The Last Days of Sylvia Plath focuses on the train of events that plagued Plath’s last seven months when she tried to recover her own life in the midst of Hughes’s alternating threats and reassurances. In a siege-like atmosphere a tormented Plath continued to write, reach out to friends, and care for her two children. Why Barnhouse seemed, in Hughes’s malign view, his wife’s undoing, and how biographers, Hughes, and his cohort parsed the events that led to the poet’s death, form the charged and contentious story this book has to tell.

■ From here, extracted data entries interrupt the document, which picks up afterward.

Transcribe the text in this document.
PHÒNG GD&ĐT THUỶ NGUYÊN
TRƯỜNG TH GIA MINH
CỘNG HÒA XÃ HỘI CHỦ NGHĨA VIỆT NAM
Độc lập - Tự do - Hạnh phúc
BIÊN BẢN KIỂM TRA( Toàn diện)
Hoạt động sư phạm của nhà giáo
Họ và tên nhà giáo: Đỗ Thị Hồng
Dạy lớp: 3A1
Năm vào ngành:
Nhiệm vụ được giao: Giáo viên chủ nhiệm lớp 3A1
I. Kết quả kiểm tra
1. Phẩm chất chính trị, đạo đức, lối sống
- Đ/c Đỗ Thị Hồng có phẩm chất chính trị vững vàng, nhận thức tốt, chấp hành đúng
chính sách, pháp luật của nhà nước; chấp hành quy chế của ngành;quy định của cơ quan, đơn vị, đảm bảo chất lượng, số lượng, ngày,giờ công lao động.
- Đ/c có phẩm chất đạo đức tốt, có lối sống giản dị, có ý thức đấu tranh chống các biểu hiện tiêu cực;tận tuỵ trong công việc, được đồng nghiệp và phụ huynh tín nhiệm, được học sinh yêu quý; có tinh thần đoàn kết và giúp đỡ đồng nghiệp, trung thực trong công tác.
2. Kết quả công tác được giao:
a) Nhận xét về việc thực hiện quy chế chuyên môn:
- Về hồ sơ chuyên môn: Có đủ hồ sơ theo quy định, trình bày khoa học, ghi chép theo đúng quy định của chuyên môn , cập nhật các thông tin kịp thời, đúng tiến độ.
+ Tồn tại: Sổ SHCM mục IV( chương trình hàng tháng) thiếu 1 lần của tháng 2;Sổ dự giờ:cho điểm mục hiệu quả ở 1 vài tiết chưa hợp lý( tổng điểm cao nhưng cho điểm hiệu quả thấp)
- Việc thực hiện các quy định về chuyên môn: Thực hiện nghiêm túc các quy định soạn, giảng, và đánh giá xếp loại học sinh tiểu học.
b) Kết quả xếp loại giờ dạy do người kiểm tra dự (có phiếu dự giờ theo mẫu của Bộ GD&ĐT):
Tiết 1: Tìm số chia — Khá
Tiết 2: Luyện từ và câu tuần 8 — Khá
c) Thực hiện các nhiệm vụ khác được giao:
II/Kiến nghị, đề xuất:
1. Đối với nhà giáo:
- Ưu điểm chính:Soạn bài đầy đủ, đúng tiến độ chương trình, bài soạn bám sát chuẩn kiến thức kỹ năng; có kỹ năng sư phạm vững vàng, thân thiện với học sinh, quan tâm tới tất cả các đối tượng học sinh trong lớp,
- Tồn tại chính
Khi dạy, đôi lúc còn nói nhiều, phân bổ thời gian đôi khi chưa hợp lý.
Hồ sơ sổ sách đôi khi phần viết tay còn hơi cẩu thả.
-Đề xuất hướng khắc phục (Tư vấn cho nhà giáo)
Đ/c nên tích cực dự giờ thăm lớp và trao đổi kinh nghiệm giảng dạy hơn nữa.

Admirers of Plath will likely find this a noteworthy addition to the field of Plath scholarship. Michael Magras, Star Tribune
Scholars have been trying for some time to piece together what drove this brilliant poet to end her life and leave behind two small children. In The Last Days of Sylvia Plath, Carl Rollyson does much to illuminate the mystery. Emina Melonic, The New Criterion
Unearthed letters from the past, Plath’s marital crisis, intriguing poetic idiom—all of these invite the reader to puzzle out the troubled psychology of the poet, whose work remains so intrinsically linked with the cult around her life, work, and death. . . . A concerted effort to understand and sympathize with something that Plath, with her keenness on mirror images and self-reflections, liked to call creative doubling—reconciliations with inner dualities and paradoxes of life. Aleksandra Majak, University of Oxford, The Modernist Review
Carl Rollyson documents decades spent by Ted Hughes and his sister, Olwyn, in frustrating any attempt by biographers to tell the full, accurate story of Sylvia Plath’s life and death, particularly the relationship between Hughes and Plath as husband and wife. It’s largely in that relationship that answers to why Plath killed herself have to be found. The Last Days of Sylvia Plath is biography and history but also a mystery story (all good history is a mystery story) we plunge into. Karl Wenclas, New Pop Lit
Complicated artists both, Ted Hughes and Sylvia Plath wore away the distinct edges of their personalities in their abrasive and all-too-brief life together. What Rollyson manages to do here, even as he must strain against the conventions of accepted literary biography, is to provide his readers with a feast of information. What his methodology may acknowledge is the inevitable smudging of any litany of facts—details worn away through hyperbolic explanations, sentiments unresolved, facts blurred into nothingness. And while the readers of The Last Days of Sylvia Plath learn an immense amount, they cannot obscure what is another fact of telling these lives, that so many different and differing points of view can never entirely align. Linda Wagner-Martin, University of North Carolina-Chapel Hill, Resources for American Literary Study , 2020, Vol. 42, No. 2
Rollyson has written a unique, vital contribution to Plath studies. In many ways it’s a microbiography of Sylvia Plath, concentrating solely on the marriage and last years of Plath’s life. Rollyson offers original reading and interpretation of Plath’s works, her life, and some of the drama that surrounds her afterlife. The real value in this book lies in Rollyson’s use of archival materials, some of which are available to a large audience for the first time. Peter K. Steinberg, coeditor of The Letters of Sylvia Plath
The Last Days of Sylvia Plath highlights how a writer can be shaped after their death and the subsequent fallout from posthumous literary editing. Rollyson’s inclusion of previously unused primary sources and extended discussion of Susan Fromberg Schaeffer’s Poison, a work not applied to Plath’s life and afterlife in any detail before, offers new angles and interpretations. Gail Crowther, coauthor of These Ghostly Archives: The Unearthing of Sylvia Plath

Carl Rollyson is professor emeritus of journalism at Baruch College, CUNY. He is author of many biographies, including Sylvia Plath Day by Day, Volumes 1 & 2; William Faulkner Day by Day; A Real American Character: The Life of Walter Brennan; Hollywood Enigma: Dana Andrews; and Marilyn Monroe: A Life of the Actress, Revised and Updated. He is also coauthor (with Lisa Paddock) of Susan Sontag: The Making of an Icon, Revised and Updated. His reviews of biographies have appeared in the Wall Street Journal, Washington Post, and New Criterion. He also writes a weekly column on biography for the New York Sun.